Similar referendums have passed with wide margins elsewhere in previous years. The measure in Nebraska passed with 68 per cent of the vote. Utah’s passed with 80 per cent in support. Yet, after the referendum in Colorado where 66 per cent of voters supported an amendment to remove the loophole, a judge dismissed a lawsuit that pressed for higher wages for prison workers.

Another lawsuit seeking to end the practise of compulsory prison labour is playing out in states courts, where attorneys for the state have asked that the case be dismissed.

Inmates Richard Lilgerose and Harold Mortis sued Colorado’s Democratic Governor Jared Polis and the Colorado Department of Corrections, arguing that the state continues to force people into work in conditions that amount to involuntary servitude.

The ballot measure in Louisiana is so far the only one that has drawn any recognisable opposition.

One of the original sponsors of the bill that drafted the referendum, Democratic state Rep Edmond Jordan, told The Times-Picayune/The New Orleans Advocate that he wants voters to reject it. Critics have warned that the measure could have “unintended consequences” and end up doing the opposite of what sets out to do.
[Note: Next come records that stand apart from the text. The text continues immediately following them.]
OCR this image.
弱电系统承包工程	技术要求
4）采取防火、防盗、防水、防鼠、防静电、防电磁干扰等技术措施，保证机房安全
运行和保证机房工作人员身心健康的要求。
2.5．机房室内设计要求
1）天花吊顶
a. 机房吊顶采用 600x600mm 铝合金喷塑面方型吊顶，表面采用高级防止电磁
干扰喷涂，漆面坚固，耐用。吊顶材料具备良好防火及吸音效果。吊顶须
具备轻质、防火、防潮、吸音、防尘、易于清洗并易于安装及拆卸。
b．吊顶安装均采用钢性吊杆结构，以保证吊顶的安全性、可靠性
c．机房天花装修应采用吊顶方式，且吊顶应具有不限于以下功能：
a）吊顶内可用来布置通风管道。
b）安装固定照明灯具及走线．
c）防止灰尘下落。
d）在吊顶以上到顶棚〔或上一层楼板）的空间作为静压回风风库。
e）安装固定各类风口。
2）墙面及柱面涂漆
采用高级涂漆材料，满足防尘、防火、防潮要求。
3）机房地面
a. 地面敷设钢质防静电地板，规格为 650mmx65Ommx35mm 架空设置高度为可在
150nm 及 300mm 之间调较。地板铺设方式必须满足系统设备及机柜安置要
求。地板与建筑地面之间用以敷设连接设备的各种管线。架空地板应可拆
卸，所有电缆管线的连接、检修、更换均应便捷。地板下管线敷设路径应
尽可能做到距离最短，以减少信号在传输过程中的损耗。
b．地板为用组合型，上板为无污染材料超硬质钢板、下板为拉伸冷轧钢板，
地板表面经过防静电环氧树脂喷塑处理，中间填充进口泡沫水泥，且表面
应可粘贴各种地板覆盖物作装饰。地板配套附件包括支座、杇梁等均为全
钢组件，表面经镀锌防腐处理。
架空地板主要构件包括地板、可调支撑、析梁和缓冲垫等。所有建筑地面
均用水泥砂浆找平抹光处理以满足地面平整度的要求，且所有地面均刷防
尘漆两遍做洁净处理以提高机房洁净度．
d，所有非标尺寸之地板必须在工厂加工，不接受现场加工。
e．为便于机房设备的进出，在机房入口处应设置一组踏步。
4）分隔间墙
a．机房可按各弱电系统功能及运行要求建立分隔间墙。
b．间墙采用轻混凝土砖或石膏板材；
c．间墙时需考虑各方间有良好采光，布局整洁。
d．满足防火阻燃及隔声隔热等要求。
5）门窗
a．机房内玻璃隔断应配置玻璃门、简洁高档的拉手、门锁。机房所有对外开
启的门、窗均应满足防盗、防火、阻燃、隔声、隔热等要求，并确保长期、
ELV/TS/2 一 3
They’ve called on state lawmakers to rewrite the proposal’s language and reintroduce the measure at another time.

The state’s constitution currently states that “slavery and involuntary servitude are prohibited, except in the latter case as punishment for a crime.” The amendment would change that language to “slavery and involuntary servitude are prohibited, (but this) does not apply to the otherwise lawful administration of criminal justice.”

“This amendment is an example of why it is so important to get the language right when presenting constitutional amendments to voters,” according to public policy nonprofit group Council for a Better Louisiana, which is urging voters to vote against it.

Mr Davis has called such arguments “disingenuous at best and intellectually dishonest at worse.”

“The clear legislative intent of this initiative is to remove slavery and involuntary servitude from the constitution,” he said. “Our opponents of our initiative have orchestrated a confusion campaign to mislead voters about the meaning of the bill.”

Mr Davis said opposition to the amendment has suggested that an activist judge could sentence people to slavery and “say that that’s actual lawful activity of the criminal justice system,” but that disregards wording in the bill that probits slavery.

“If slavery and involuntary servitude are prohibited, period, than the otherwise lawful activity of the criminal justice system would be something other than the two outlawed parts of our amendment,” he said.